Bobby juga menyebutkan bahwa sebanyak 172 rumah sakit, 619 puskesmas, dan 510 klinik telah dilibatkan untuk mendukung pelaksanaan UHC Prioritas.“Saya mau UHC ini benar-benar bermanfaat dan dirasakan masyarakat,” tambahnya.
Menindaklanjuti arahan tersebut, Bupati Langkat Syah Afandin menegaskan komitmennya untuk memaksimalkan penerapan UHC Prioritas di Kabupaten Langkat.

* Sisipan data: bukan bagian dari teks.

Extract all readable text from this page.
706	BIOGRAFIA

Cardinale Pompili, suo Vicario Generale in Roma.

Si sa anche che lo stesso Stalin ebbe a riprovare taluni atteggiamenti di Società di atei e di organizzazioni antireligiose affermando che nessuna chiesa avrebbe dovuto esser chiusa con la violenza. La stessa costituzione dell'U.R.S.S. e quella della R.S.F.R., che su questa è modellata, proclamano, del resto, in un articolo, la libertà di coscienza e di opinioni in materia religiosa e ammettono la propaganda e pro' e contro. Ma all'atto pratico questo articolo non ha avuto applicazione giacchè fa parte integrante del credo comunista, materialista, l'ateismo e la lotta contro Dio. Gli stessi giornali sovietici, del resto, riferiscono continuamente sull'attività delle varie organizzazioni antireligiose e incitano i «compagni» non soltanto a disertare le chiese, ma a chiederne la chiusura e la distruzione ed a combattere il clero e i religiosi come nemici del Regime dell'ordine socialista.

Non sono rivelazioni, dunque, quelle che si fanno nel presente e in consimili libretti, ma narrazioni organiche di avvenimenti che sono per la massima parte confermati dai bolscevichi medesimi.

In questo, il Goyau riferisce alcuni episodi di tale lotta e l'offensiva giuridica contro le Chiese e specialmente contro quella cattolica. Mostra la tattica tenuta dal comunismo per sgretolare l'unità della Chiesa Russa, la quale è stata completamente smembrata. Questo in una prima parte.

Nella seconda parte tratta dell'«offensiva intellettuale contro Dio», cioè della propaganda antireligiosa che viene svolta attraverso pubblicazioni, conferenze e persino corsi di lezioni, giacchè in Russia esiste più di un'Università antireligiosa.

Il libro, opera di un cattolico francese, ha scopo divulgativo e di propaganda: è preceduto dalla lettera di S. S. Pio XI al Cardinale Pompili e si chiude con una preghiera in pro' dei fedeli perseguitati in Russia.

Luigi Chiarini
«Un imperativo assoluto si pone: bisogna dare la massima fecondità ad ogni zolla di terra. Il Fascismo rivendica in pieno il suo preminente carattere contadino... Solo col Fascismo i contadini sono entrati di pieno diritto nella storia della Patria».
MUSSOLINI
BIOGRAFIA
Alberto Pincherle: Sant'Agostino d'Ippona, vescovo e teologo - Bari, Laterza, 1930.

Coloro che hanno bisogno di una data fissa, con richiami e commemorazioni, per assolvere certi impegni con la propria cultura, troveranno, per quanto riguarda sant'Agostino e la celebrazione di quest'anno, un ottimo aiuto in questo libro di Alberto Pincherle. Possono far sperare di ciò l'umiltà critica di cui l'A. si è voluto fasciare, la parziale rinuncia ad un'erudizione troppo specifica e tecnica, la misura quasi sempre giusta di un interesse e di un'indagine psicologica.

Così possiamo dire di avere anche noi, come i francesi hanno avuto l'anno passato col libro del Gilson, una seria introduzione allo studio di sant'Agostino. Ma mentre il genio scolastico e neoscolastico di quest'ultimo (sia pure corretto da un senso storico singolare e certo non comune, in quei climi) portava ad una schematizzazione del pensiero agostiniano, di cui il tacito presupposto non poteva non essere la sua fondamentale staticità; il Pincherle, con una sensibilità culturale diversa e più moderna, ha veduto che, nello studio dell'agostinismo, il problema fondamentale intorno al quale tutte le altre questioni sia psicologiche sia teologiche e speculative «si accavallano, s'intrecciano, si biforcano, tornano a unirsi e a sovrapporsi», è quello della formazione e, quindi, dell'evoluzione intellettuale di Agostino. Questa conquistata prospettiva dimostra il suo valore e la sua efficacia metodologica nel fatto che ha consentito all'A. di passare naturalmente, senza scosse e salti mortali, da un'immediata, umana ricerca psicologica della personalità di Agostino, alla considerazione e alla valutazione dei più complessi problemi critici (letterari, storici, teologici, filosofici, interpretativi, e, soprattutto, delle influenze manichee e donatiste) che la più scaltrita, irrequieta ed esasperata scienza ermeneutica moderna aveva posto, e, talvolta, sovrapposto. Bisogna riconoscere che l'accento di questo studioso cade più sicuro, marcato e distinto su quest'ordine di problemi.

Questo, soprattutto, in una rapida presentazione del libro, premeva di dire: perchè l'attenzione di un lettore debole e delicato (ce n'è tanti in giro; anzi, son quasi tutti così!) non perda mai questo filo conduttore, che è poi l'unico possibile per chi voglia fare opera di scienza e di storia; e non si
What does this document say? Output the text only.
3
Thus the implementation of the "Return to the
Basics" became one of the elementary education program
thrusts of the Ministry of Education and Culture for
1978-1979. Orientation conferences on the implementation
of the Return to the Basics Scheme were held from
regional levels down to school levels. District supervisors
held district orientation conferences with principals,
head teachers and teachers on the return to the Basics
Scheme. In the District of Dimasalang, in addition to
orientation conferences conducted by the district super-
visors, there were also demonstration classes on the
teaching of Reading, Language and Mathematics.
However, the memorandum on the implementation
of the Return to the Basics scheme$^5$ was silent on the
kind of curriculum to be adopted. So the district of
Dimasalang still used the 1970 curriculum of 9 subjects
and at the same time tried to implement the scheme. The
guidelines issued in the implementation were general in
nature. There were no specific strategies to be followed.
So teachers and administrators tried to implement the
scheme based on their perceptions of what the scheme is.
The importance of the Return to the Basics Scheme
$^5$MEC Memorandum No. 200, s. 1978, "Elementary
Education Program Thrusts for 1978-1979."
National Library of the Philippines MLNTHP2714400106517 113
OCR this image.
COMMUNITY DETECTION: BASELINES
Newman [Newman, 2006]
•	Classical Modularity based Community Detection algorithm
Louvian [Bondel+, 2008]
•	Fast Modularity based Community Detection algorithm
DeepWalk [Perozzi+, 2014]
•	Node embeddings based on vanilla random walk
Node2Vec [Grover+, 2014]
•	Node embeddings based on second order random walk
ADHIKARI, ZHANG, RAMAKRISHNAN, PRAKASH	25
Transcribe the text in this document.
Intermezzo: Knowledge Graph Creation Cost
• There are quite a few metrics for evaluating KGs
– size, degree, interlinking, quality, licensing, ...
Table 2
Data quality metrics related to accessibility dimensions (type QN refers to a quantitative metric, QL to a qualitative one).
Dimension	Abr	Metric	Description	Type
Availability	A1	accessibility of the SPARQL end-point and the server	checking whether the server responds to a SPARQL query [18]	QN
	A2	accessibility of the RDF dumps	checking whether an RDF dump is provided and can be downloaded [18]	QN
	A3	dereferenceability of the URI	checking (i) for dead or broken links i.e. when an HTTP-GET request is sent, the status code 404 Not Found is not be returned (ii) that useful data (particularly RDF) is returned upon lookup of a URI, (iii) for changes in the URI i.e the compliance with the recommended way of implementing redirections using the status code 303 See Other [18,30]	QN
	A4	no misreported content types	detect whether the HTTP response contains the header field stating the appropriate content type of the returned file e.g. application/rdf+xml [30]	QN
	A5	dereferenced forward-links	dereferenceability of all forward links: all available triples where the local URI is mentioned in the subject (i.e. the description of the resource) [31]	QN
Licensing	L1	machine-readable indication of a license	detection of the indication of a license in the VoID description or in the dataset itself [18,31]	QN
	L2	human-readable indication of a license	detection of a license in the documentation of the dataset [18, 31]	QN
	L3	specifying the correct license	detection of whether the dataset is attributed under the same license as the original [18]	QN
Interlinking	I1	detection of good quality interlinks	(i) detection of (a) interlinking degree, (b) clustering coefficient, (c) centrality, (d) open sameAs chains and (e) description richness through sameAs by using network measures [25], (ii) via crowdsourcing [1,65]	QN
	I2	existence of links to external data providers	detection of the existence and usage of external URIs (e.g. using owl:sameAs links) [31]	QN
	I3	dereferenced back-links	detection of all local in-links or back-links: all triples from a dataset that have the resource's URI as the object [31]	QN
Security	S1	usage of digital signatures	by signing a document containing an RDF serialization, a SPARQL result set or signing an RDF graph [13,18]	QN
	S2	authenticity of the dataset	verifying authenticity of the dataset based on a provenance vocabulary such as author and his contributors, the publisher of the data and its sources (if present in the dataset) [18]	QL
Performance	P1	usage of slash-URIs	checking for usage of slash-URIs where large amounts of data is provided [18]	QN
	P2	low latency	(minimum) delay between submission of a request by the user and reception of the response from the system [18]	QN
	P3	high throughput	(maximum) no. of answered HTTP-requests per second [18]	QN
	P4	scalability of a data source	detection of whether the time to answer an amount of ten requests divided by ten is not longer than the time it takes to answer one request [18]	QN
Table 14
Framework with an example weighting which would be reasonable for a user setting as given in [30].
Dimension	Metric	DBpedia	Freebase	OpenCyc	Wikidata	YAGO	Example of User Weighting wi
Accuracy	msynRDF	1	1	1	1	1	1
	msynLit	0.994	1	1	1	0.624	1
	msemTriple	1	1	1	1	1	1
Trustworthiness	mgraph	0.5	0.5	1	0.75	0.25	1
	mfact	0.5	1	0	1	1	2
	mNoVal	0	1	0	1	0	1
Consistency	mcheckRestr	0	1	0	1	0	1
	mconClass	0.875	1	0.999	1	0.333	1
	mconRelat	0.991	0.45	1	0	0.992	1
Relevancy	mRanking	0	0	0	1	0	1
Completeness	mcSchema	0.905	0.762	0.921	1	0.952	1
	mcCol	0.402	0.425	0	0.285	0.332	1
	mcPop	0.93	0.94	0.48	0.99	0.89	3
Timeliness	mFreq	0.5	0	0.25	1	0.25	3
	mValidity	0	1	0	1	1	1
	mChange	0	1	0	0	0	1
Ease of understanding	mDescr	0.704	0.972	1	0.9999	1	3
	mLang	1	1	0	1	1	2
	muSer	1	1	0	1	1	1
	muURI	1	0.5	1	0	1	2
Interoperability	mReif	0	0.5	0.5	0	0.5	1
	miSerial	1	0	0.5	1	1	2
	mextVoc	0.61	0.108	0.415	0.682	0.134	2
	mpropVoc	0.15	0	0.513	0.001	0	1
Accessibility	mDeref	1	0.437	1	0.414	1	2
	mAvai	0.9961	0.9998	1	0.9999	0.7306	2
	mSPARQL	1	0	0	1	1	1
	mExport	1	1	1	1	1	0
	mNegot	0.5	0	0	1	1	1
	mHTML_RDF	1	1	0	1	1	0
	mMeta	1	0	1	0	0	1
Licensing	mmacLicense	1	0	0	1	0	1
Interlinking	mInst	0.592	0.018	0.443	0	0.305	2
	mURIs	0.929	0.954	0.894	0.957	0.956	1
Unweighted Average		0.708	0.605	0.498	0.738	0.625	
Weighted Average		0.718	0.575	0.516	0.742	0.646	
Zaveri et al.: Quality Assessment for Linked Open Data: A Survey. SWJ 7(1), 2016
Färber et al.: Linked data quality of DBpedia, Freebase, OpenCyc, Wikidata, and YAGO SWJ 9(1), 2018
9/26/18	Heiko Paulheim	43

“Kita mendapat tambahan dua unit puskesmas pembantu di Langkat. Ini semakin menambah semangat kita dalam memberikan pelayanan kesehatan terbaik untuk masyarakat Langkat,” ujarnya.
Syah Afandin memastikan penghargaan yang diterima bukan hanya bentuk pengakuan, tetapi sekaligus menjadi dorongan untuk memperluas jangkauan layanan kesehatan dan memastikan masyarakat Langkat mendapatkan pelayanan yang cepat, mudah, dan berkualitas.(rel)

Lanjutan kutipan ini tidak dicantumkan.